DELAPAN

589 76 3
                                    

Sesaat aku terpaku akan pertanyaannya. Bukankah dia sudah bisa langsung melihat jika saat ini aku baik-baik saja. Apa kabar yang dia maksud, mengenai apa? kondisi fisikku atau bagian tubuh lainnya--yang tidak bisa dilihat tapi cukup sakit dirasakan.

"Kamu apa kabar?" dia mengulangi pertanyaannya.

"Oh... sehat" aku melihat anggukan singkat darinya sebagai tanggapan. Setelah itu kami sama-sama terdiam, aku yang sibuk dengan pikiranku sendiri mencoba mencerna pertanyaannya, hingga pesanan datang. Kami makan ditemani dengan kesunyian malam.

Tiba-tiba terdengar suara ponselnya berbunyi yang menandakan ada panggilan masuk.

Aku masih setia dengan nasi gorengku tidak mengalihkan perhatian, tapi cukup bisa mendengarkan apa yang dia katakan.

"Masih di luar, kenapa?" aku tidak bisa mendengar apa yang dikatakan oleh orang di seberang sana.

"Oke, nanti ke situ. Tunggu aja Bell" Bell yang dimaksudnya itu, Bella kan? anak Pariwisata yang aku temui beberapa saat lalu di perpustakaan. Iyalah siapa lagi.

Entah kenapa, mendengar itu nafsu makanku menguar begitu saja. Mendadak aku ingin segera pulang.

"Kenapa? Nggak enak?" melihatku hanya mengaduk-aduk nasi.

"Oh bukan, udah kenyang aja" aku melihat nasi di piringnya sudah berkurang setengah.

"Cobalah beberapa sendok lagi, nanti kalo memang nggak bisa habis. Minta dibungkus, biar nggak mubazir!" aku hanya mengangguk singkat sebagai jawaban.

Kami kembali sibuk dengan piring masing-masing.

Aku berjalan di belakangnya sambil membawa bungkusan nasi gorengku yang masih tersisa cukup banyak. Hingga tiba di depan motornya.

"Kostannya udah dekat kok, jalan kaki aja" aku ingin segera melimpir dari hadapannya

"Nggak papa sekalian" yang langsung dicegahnya.

"Nggak usah, biar kamu bisa langsung pulang" aku sudah benar-benar akan meninggalkannya untuk berjalan kaki.
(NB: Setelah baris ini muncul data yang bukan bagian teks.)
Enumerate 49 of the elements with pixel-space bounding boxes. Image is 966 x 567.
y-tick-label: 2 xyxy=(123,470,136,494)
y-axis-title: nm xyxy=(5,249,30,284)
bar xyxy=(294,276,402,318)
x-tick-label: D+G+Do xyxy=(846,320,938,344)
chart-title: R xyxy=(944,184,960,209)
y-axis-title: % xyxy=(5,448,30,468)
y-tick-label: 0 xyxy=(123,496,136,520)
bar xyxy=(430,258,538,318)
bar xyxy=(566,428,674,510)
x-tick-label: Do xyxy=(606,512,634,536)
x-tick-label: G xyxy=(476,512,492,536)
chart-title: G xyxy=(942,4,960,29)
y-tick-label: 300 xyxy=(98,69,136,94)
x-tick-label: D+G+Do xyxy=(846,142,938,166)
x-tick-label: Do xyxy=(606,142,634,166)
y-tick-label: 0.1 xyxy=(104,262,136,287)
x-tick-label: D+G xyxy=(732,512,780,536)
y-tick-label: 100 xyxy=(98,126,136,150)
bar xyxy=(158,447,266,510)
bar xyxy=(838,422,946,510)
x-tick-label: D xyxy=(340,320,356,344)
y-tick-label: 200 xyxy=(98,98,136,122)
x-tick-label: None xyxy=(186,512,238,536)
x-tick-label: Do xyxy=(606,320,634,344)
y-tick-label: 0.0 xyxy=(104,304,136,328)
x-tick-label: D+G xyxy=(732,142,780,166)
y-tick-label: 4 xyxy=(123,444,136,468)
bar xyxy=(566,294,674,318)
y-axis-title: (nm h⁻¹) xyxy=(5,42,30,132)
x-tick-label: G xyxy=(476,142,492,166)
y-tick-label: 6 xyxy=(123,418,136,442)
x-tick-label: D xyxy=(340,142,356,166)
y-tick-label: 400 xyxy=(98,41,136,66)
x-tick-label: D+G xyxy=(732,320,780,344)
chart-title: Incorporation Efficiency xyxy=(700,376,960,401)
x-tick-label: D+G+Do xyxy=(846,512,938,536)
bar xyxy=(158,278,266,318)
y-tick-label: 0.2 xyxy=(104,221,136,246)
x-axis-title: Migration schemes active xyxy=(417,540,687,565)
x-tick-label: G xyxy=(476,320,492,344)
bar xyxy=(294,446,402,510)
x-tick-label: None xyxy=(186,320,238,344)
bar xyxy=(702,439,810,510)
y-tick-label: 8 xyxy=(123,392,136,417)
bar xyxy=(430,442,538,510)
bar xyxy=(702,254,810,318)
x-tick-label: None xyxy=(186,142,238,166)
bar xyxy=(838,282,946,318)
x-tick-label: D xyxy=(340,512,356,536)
"Pulang sama aku Alenta!" itu jenis kalimat perintah yang kuketahui tidak bisa dibantah. Karena dia mengucapkannya dengan nada dingin. Aku benci mengakui jika sampai detik ini aku masih saja takut mendengarnya, nada bicara yang dulu ia gunakan jika tak mampu lagi membujukku dengan kalimat lembut.

Aku segera naik ke atas motor, tidak ada yang bersuara di antara kami. Sampai tiba di halaman kost. Aku langsung turun setelah mengucapkan terima kasih, hendak masuk ke dalam. Tanpa perlu sekedar berbasa-basi dengan menawarkannya untuk mampir.

"Al..." aku menoleh ke arahnya, menatap dengan raut wajah tanya. Dia masih diam memandangiku.

"Jangan suka berasumsi, kamu boleh bertanya jika ingin tau sesuatu" aku masih diam di tempat, sampai dia melanjutkan lagi.

"Selamat malam, aku pulang" dia bahkan tidak memberikanku kesempatan untuk merespon ucapannya karena langsung pergi begitu saja.

Aku berjalan memasuki kostan dalam keadaan gelap. Karena saat ini waktu sudah menunjukan pukul sembilan malam. Terserah! Aku tidak akan memikirkan lagi ucapannya tadi, karena yang ini kulakukan sekarang hanya tidur.

***

Hari libur, biasanya aku habiskan untuk maraton drama atau membaca novel. Tapi tidak untuk hari ini.

Pagi tadi, Brilian datang ke tempatku untuk mengajak pergi--yang katanya aku harus sesekali keluar untuk melihat dunia. Lo kira gue tinggal di planet mana. Maka di sinilah kami, sedang menunggu pintu teater dibuka.